The deal, details of which were reported last week, ends a nearly three-year investigation. Google, the world's largest Internet search engine, has said the incident was a mistake owing to a piece of experimental computer code included in the cars' software. It said the data was not used in any Google services.
Google agreed in Tuesday's deal to eventually destroy the data collected in the United States. It is working with various European countries to determine how to handle the data it collected there. Google did not acknowledge violating any U.S. laws in the so-called assurance of voluntary compliance that it entered into with the states.
The $7 million fine, which will be split among the states involved in the investigation, represents a tiny fraction of Google's roughly $50.2 billion in 2012 revenue and its $10.7 billion in net income.
Marc Rotenberg, of the non-profit privacy advocacy group the Electronic Privacy Information Center, said that the fine represents the largest in U.S. history by state Attorneys General for violations of Internet privacy.

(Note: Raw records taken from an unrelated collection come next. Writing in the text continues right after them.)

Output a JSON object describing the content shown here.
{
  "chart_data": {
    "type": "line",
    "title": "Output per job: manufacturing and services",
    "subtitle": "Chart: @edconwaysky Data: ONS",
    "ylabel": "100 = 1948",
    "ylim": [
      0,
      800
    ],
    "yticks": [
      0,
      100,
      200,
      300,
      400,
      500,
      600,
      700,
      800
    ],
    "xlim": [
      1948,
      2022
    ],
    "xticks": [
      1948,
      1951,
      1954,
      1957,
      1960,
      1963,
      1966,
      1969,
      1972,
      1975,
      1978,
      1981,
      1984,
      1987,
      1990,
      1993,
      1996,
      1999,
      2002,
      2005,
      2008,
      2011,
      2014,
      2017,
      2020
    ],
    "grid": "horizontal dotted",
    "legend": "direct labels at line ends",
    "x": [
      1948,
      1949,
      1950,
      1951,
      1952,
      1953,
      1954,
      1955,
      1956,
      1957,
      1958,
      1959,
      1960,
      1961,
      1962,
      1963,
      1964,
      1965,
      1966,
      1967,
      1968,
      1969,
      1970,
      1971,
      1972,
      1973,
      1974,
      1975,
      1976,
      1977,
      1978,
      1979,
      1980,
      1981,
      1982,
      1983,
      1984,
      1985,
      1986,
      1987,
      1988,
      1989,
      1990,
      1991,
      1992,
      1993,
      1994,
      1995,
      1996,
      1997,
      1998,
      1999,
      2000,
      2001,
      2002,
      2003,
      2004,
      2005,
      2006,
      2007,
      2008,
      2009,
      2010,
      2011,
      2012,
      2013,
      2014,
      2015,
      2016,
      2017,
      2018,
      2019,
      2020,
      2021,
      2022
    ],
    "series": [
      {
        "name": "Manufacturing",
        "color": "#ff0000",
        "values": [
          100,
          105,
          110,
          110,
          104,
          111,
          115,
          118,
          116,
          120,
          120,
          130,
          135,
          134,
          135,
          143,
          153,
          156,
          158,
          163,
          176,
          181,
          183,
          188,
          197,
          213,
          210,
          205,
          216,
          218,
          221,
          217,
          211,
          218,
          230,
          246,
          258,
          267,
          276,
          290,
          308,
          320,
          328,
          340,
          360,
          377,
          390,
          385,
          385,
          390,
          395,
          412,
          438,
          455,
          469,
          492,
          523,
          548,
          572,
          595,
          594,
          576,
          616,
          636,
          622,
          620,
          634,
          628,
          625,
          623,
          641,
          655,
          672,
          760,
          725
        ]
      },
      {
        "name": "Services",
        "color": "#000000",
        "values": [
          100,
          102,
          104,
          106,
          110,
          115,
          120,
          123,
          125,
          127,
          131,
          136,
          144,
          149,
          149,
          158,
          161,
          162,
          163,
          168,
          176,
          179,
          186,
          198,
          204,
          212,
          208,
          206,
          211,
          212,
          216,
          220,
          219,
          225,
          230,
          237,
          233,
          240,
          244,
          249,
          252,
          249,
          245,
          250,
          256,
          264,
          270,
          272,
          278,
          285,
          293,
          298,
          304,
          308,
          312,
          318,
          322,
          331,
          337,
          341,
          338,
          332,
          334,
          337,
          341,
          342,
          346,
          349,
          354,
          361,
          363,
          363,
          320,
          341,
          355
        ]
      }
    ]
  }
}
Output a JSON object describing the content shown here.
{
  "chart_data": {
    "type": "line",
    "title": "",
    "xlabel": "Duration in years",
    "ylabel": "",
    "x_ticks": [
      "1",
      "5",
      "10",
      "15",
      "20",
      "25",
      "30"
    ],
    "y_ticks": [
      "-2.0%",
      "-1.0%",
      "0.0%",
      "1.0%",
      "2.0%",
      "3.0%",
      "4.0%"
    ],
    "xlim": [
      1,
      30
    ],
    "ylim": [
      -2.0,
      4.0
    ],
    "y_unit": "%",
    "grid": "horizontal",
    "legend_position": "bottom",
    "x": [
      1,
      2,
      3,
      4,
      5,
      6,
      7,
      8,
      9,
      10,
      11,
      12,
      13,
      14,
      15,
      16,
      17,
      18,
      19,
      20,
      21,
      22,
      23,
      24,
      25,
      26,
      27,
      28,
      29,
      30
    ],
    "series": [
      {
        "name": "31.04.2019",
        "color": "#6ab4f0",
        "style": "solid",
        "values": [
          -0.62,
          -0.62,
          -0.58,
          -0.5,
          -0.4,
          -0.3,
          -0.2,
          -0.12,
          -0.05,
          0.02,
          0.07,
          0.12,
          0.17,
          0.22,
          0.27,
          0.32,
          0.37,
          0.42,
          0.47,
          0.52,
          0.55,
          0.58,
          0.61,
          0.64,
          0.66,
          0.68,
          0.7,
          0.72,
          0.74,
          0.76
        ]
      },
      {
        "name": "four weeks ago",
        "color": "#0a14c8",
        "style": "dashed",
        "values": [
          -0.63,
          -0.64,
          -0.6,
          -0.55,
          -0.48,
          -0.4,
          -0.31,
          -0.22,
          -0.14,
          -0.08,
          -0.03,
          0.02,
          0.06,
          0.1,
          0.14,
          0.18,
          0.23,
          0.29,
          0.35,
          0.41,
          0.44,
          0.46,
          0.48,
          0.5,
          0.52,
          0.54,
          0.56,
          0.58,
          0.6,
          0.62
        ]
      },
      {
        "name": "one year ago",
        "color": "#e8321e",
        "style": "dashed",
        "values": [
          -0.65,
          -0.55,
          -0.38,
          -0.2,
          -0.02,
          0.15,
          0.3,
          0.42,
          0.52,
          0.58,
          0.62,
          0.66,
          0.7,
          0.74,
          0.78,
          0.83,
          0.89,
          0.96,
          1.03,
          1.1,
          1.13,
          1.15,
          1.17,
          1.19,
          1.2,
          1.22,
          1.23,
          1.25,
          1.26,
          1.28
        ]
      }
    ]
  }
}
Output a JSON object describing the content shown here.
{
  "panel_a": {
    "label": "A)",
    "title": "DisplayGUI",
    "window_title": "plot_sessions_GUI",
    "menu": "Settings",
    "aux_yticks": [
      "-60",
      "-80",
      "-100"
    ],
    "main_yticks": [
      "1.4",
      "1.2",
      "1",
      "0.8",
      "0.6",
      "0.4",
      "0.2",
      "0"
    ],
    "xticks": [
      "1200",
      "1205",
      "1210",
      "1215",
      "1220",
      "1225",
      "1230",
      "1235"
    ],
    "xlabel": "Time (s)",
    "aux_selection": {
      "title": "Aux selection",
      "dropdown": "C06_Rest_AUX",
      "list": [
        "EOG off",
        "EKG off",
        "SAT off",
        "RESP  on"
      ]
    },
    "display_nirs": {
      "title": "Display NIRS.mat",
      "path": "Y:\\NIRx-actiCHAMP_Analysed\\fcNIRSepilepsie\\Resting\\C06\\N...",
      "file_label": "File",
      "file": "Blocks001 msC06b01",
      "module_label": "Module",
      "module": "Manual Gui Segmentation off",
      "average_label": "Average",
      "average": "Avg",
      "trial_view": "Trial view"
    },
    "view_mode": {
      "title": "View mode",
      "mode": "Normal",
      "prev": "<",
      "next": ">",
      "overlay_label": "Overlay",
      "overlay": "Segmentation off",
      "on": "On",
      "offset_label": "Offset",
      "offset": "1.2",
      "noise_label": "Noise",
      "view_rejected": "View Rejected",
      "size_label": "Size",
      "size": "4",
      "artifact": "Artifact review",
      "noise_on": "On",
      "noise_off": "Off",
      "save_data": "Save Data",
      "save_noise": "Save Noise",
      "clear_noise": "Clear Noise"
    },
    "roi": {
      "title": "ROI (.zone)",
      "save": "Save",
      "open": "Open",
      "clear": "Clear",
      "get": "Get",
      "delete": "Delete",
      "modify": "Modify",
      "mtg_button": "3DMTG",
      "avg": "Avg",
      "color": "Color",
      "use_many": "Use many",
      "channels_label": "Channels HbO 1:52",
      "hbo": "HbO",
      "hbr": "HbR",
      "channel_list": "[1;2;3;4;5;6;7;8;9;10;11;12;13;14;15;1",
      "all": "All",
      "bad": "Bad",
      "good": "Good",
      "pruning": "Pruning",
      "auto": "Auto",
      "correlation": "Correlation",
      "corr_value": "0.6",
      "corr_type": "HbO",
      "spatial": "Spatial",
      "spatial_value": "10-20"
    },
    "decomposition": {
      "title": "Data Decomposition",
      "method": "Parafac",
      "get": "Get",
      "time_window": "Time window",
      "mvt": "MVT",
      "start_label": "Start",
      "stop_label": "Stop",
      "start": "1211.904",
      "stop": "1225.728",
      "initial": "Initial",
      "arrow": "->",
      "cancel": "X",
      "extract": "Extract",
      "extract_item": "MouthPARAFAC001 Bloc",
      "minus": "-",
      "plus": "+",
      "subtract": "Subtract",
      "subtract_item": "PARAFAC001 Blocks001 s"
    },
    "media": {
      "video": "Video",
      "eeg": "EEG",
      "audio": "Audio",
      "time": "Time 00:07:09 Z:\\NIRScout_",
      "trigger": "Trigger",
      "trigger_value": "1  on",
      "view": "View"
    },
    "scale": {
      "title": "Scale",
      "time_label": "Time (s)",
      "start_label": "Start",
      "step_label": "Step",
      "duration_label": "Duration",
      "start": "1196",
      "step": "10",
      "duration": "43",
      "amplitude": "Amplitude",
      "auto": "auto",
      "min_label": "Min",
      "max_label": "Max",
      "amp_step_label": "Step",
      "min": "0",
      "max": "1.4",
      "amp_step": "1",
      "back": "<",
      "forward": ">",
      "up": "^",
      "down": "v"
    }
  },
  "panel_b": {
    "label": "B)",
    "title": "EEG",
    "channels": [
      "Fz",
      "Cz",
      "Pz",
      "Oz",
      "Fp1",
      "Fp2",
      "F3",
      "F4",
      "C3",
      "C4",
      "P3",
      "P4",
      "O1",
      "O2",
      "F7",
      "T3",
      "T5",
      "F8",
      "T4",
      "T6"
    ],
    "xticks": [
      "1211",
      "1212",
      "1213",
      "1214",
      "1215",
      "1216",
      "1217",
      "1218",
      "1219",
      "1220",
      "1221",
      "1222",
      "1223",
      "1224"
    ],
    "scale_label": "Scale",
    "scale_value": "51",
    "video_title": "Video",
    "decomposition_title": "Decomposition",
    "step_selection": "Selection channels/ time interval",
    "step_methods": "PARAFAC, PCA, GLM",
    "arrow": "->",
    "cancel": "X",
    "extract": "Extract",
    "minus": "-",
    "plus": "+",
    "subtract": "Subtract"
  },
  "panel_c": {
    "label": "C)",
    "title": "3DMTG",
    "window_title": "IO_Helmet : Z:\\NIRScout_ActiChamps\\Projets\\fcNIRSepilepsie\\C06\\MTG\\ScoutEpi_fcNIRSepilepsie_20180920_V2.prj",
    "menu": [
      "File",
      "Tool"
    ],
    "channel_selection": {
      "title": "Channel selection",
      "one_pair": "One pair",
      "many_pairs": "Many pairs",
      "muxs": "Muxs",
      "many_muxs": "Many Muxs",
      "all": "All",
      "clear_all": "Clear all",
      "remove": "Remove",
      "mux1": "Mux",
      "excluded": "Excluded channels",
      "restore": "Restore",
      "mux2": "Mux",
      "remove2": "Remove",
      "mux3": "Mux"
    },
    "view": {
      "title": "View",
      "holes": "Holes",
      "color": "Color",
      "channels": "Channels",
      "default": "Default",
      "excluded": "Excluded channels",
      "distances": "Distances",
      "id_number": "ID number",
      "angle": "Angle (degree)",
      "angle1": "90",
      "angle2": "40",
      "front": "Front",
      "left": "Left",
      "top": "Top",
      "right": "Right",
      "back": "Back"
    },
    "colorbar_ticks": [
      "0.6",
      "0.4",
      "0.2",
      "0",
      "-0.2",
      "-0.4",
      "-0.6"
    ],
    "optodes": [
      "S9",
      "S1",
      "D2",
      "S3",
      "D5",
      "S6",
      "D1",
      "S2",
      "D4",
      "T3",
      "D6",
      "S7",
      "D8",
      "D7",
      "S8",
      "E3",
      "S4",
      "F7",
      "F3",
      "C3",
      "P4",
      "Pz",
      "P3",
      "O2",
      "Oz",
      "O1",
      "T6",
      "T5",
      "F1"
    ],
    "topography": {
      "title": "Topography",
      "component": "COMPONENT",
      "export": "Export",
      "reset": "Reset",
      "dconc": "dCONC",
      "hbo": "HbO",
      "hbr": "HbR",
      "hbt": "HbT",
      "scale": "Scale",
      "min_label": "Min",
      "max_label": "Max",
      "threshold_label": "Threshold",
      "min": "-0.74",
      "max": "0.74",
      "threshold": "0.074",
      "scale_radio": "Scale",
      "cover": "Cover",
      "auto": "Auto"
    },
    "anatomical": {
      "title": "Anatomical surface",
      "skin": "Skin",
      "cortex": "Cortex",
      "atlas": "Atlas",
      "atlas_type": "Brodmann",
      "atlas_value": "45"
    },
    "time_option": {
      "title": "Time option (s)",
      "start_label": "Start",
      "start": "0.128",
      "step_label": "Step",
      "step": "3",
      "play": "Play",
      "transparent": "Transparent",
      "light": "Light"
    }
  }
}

Still, the settlement was met by criticism in some quarters. "With revenue of $100 million a day, the fine just a drop in the bucket and not enough to deter bad behavior," Steve Pociask, the president of the non-profit American Consumer Institute, said in a statement emailed to reporters.
Under terms of the deal, Google will implement an employee education program about user privacy and sponsor a nationwide public service campaign about protecting information on wireless networks.